Él se dejó hacer. Retrocedió un paso, se dejó caer junto a su cuñada en lo que debía ser un largo sofá lleno de cojines, dispuesto de tal modo que la persona sentada allí no perdiera detalle del espectáculo. ¿Qué significaba esto? A don Rigoberto se le escapó una risita: «Mi hermano corso es más churrigueresco de lo que imaginé». Se le había resecado la boca.

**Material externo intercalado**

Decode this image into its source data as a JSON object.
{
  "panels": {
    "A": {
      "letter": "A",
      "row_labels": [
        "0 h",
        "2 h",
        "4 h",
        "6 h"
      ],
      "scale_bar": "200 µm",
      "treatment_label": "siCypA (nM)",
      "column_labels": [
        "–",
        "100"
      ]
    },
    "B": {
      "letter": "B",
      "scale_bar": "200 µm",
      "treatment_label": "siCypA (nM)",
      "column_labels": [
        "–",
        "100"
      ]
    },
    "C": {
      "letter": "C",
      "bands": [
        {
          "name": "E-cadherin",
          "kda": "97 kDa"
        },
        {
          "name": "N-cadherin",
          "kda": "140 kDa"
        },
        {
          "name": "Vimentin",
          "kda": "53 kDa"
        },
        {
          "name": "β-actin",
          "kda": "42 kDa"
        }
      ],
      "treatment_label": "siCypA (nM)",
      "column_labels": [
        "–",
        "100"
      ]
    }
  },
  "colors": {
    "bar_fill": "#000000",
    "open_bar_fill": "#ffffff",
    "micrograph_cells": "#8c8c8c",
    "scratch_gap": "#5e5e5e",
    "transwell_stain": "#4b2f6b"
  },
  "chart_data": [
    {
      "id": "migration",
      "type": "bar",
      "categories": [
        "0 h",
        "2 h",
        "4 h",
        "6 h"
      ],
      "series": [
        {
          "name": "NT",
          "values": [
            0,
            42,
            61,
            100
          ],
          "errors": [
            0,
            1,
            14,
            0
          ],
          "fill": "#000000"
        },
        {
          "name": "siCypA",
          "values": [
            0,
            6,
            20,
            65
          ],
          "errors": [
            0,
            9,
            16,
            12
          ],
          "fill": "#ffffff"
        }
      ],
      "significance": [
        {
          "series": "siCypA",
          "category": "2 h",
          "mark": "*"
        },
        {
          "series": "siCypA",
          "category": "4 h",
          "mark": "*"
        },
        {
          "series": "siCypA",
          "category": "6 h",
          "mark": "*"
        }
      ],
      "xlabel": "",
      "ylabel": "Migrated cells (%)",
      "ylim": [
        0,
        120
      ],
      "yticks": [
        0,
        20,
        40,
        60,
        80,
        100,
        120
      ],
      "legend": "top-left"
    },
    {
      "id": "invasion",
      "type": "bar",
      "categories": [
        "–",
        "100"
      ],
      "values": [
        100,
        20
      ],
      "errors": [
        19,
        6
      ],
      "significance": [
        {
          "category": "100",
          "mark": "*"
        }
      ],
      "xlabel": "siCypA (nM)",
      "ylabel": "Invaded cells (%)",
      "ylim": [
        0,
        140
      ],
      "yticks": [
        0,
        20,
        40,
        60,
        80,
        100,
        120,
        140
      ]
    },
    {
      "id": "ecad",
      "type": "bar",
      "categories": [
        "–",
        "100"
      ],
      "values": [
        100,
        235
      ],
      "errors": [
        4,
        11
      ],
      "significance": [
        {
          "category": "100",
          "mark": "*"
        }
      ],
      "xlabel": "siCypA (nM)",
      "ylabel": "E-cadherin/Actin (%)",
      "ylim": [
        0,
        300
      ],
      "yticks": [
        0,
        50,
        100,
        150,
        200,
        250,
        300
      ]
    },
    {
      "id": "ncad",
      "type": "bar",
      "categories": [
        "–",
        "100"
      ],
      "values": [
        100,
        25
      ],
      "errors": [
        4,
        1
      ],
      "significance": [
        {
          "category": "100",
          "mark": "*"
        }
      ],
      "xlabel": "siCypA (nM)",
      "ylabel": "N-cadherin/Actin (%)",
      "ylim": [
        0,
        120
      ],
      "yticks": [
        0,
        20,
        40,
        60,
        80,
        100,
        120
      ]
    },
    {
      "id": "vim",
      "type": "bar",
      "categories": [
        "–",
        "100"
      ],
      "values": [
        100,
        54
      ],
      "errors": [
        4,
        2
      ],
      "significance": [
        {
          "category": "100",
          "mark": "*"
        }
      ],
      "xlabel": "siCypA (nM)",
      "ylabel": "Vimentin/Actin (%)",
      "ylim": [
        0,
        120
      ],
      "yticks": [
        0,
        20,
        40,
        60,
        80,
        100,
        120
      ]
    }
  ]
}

Parecía que esa pareja hubiera hecho el amor toda la vida, por la diestra superposición y su encaje perfecto. Los cuerpos nunca se desajustaban; en cada nueva postura, la pierna, el codo, el hombro, la cadera, parecían ceñirse todavía mejor y, en todo momento, exprimir cada uno más recónditamente su placer del otro. Ahí estaban las bellas formas llenas, la ondulada cabellera color azabache de su amada, las levantadas nalgas que hacían pensar en un gallardo promontorio desafiando el asalto de un mar bravo. «No», se dijo. Más bien, en el espléndido trasero de la bellísima fotografía La Prière, de Man Ray (1930). Buscó en sus cuadernos y, en pocos minutos, contemplaba la imagen. Su corazón se encogió, recordando las veces que Lucrecia había posado así para él en la nocturna intimidad, sentada sobre los talones, las dos manos sosteniendo las medias esferas de sus nalgas. Tampoco desentonaba la comparación con la otra imagen de Man Ray que el cuaderno le ofreció, contigua a la anterior, pues la espalda musical de Kikí de Montparnasse (1925) era, ni más ni menos, la que en ese momento mostraba Lucrecia al ladearse y revolverse. Las inflexiones profundas de sus caderas lo tuvieron unos segundos suspenso, ido. Pero, los brazos velludos que cercaban ese cuerpo, las piernas que atenazaban esos muslos y los abrían no eran los suyos, ni tampoco esa cara —no llegaba a distinguir las facciones de Narciso— que, ahora, recorría la espalda de Lucrecia, escrutándola milímetro a milímetro, la entreabierta boca indecisa sobre dónde posarse, qué besar. Por la aturdida cabeza de don Rigoberto cruzó la imagen de la pareja de trapecistas del circo «Las águilas humanas» que volaban y se encontraban en el aire —hacían su número sin red— después de dar volatines a diez metros del suelo. Así de diestros, de perfectos, de adecuados el uno para el otro, eran Lucrecia y Narciso. Lo colmaba un sentimiento tripartito (admiración, envidia y celos) y las sentimentales lágrimas rodaban de nuevo por sus mejillas. Notó que la mano de Ilse exploraba profesionalmente su bragueta.